Cream room temperature butter with a hand mixer, the paddle attachment of a stand mixer, or a wooden spoon until smooth and fluffy. Gradually beat in confectioners' sugar until fully incorporated. Beat in vanilla extract. Add spoonfuls of cherries and cherry juice, if using, and beat for thirty seconds until smooth or until the desired color is reached.

Marshmallow Fondant 

1 package (16 oz.) white mini marshmallows
2-5 TBS water
2 pounds (about 8 cups) sifted powdered sugar (confectioners' sugar)
icing colors (optional)

If you don't have a Kitchenaid mixer, pour the powdered sugar on the counter keeping in all together in a mound. Then, with your hands make a good size hole in the middle keeping it in a mound.

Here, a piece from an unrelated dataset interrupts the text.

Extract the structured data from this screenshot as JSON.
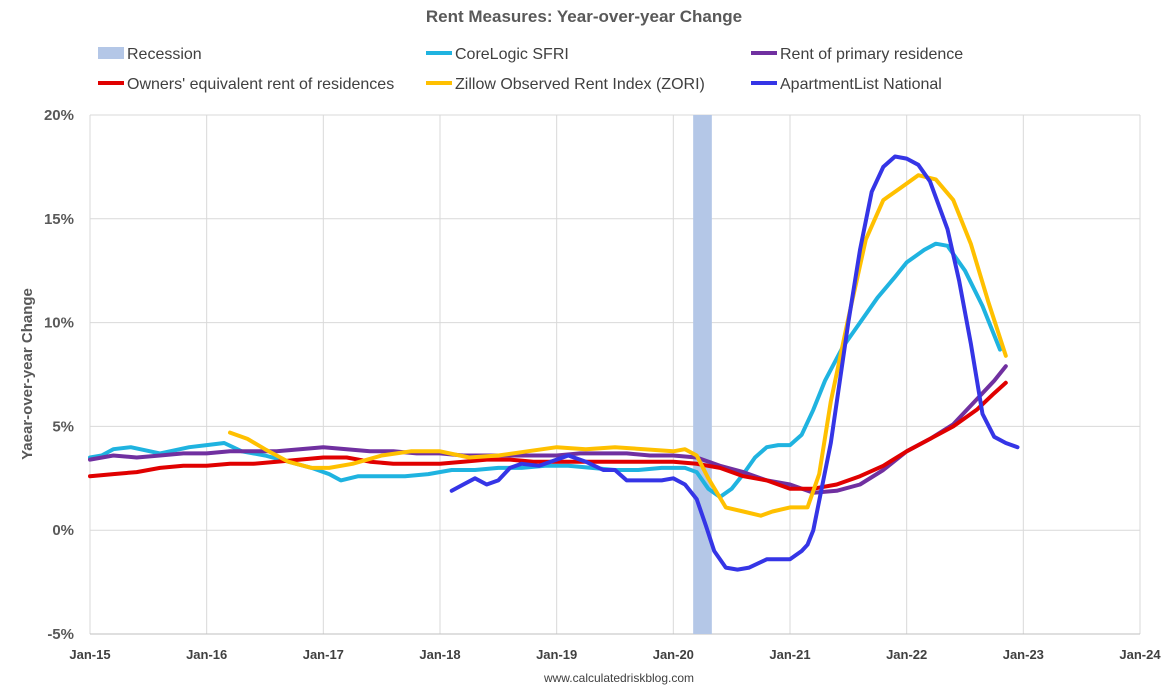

Pour your melted marshmallow mixture in the center hole you made. Keeping your hands from touching the marshmallow mixture, start pushing the sides of the mound in the middle without pushing them too deep and in the melted mixture (kinda like making pasta). Your hands will never get into the marshmallow mixture. Eventually, you can start kneading until the mixture is smooth - adding coloring if needed. Carefully section off and roll long sections like you're making a pretzel. Press onto the outside of the cake (mine just naturally stuck but you can use buttercream as a "glue" if needed). Use leftover cherries to brush on the outside, this will also give the outside that wet juicy brain appearance.